Orgia partidária
Zero Hora
É
perturbador o painel das alianças que mobilizam líderes partidários às
vésperas da eleição, repetindo de forma ampliada uma prática consagrada
pela política brasileira. Em todos os níveis, e envolvendo governistas e
oposição, disseminam-se acordos que denunciam oportunismos, incoerência
e posturas desrespeitosas em relação ao eleitor e às suas expectativas.

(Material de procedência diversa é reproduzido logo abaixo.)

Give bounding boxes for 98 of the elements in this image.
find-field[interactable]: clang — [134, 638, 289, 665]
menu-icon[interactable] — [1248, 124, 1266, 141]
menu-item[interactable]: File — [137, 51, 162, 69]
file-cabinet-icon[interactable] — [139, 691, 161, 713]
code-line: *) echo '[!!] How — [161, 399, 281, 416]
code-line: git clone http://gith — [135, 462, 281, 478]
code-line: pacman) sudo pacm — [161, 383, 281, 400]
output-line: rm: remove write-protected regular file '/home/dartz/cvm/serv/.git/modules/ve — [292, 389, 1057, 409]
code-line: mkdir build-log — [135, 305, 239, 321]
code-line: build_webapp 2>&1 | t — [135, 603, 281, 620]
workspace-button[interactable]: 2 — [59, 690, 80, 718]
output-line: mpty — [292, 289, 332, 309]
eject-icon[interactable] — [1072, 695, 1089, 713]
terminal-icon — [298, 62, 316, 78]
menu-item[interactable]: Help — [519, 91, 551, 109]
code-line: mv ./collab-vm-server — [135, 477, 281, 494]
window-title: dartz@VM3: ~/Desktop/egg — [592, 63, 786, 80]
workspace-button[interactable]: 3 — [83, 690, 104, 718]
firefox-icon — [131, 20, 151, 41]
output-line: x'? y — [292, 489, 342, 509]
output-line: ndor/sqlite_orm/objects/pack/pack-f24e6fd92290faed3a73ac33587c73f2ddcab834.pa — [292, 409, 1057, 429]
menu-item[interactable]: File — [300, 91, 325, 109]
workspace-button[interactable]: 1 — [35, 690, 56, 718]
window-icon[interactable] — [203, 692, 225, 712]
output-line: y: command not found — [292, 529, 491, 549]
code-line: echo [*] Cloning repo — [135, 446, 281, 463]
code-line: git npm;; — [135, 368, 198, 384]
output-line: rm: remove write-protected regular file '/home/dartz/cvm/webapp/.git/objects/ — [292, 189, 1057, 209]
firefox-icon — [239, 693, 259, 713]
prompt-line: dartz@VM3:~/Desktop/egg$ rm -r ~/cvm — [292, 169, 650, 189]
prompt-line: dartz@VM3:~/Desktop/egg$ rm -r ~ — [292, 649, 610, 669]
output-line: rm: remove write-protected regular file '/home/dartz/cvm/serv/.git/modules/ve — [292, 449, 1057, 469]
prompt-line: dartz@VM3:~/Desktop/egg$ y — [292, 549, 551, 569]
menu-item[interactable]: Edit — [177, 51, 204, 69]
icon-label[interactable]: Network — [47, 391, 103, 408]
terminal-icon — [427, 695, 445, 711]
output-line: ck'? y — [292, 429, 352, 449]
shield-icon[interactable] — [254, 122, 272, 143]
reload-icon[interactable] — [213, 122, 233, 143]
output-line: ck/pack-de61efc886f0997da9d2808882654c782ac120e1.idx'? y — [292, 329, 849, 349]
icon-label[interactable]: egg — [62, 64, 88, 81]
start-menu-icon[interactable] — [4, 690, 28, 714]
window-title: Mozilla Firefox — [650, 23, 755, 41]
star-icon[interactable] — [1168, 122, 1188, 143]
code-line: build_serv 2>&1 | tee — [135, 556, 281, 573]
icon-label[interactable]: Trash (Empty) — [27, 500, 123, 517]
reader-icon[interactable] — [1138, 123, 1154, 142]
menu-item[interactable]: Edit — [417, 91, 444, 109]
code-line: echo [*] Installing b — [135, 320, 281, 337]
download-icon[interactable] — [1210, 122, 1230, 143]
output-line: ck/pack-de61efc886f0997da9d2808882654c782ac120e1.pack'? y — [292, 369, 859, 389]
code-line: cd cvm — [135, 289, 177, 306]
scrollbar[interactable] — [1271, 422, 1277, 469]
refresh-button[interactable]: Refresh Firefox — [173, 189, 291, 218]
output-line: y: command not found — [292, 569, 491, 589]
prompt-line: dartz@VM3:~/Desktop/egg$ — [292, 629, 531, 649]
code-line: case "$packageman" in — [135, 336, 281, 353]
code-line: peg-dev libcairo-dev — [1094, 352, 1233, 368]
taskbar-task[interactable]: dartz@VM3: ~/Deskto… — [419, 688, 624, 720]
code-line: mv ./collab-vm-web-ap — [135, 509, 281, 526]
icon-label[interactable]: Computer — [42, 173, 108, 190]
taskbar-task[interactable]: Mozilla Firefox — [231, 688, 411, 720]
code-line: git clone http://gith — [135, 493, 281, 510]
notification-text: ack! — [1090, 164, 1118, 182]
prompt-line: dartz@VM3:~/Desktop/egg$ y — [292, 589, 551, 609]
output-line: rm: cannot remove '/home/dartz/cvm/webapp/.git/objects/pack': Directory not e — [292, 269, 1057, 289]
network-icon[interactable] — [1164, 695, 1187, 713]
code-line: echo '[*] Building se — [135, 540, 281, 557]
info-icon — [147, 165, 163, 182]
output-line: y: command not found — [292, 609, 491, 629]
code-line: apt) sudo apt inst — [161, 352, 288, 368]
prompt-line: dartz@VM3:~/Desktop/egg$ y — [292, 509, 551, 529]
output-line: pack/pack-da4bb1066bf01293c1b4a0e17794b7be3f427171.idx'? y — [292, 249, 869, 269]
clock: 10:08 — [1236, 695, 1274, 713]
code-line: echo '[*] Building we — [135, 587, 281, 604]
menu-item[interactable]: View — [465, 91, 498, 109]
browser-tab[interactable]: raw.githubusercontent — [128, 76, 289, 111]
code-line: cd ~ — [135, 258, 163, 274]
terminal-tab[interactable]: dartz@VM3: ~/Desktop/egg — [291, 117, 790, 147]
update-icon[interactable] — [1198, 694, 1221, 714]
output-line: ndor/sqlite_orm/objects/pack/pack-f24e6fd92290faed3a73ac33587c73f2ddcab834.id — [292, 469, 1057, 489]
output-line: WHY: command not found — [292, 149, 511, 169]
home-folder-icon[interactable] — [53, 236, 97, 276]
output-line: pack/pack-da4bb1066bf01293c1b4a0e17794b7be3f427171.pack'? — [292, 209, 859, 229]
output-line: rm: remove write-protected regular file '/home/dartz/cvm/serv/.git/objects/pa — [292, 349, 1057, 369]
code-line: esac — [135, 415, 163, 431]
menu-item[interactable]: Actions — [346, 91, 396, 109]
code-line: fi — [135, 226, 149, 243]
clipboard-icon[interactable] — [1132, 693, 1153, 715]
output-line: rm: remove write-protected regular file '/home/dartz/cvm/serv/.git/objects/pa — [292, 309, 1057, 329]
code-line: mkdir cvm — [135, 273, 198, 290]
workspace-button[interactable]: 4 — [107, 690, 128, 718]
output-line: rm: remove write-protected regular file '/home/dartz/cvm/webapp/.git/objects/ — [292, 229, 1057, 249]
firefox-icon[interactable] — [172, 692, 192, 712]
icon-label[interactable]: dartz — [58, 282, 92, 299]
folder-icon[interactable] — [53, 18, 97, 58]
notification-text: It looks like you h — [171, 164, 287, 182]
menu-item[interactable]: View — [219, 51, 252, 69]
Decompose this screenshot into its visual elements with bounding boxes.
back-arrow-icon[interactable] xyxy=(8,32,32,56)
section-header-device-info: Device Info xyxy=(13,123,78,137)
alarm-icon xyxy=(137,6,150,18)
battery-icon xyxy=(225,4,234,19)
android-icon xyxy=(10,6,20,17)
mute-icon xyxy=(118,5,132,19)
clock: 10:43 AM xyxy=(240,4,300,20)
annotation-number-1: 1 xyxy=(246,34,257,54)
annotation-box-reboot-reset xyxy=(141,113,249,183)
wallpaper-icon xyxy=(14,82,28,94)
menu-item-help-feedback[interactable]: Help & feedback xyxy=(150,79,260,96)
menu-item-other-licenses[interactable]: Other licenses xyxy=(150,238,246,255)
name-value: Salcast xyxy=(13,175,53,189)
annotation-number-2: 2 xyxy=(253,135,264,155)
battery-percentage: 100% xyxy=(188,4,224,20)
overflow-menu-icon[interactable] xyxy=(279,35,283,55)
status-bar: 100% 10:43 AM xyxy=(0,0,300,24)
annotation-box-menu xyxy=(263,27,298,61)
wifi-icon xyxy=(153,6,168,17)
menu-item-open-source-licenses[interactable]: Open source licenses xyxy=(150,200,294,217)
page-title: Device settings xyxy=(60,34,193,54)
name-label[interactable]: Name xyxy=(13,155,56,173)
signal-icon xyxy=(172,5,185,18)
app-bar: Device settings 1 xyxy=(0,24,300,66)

Registre-se, como exemplo recente de movimento de acomodação de
interesses, o afastamento do ministro dos Transportes, César Borges
(PR), porque seu partido passou a desconsiderá-lo como representativo
para ocupar cargo tão importante no Executivo. O ministro chegara ao
posto como beneficiário de um acordo, e não necessariamente por sua
habilitação, para uma das mais importantes pastas do governo. Caiu, não
porque passou a ter sua competência questionada, mas para que a
agremiação a que pertence se aproprie de uma vaga que considera sua na
Esplanada dos Ministérios.
Espaços políticos, como o citado, deixaram
de ser compartilhados por afinidades programáticas. Negocia-se tudo e
com os mais variados objetivos. Num primeiro momento, um acordo pode
significar mais tempo na propaganda eleitoral na TV. Mais adiante, com
as definições do poder, significa cargos, acesso à gestão de verbas,
favorecimentos a apadrinhados nas chamadas bases partidárias e, com
frequência, tráfico de influência e corrupção. Com 32 partidos em
atividade, um exagero em qualquer democracia, o Brasil vem ampliando, ao
invés de reduzir, o número de siglas. Não há racionalidade política
capaz de pôr ordem em tantos interesses, muitos dos quais sem nenhuma
relação com as demandas do país. Registre-se que a orgia que se repete
este ano não poupa os chamados grandes partidos e não distingue as
práticas de situação e oposição. Em nome de um falso pragmatismo, o
vale-tudo contagia a todos, com as exceções que apenas confirmam a
prevalência de um comportamento condenável, sob todos os aspectos.
As
combinações, dentro e fora do governo, por mais esdrúxulas que sejam,
estão dentro da lei, o que apenas comprova que a inconsistência da
representação política brasileira se sustenta num lastro legal. O que
falta é base moral aos atos dos líderes, acentuados a três meses do
pleito. Os brasileiros merecem, para fortalecimento da democracia,
partidos que se sustentem em programas tornados públicos e postos em
prática, e não em interesses imediatistas. A incoerência chegou ao ponto
de unir desiguais ideológicos em todos os níveis e de criar alianças
regionais conflitantes com os conchavos nacionais. São distorções que
poderiam ser pelo menos reduzidas com uma reforma política. Mas seria
ingênuo demais pretender que os protagonistas dos acertos de ocasião
conspirem contra o mercado de transações que os sustenta.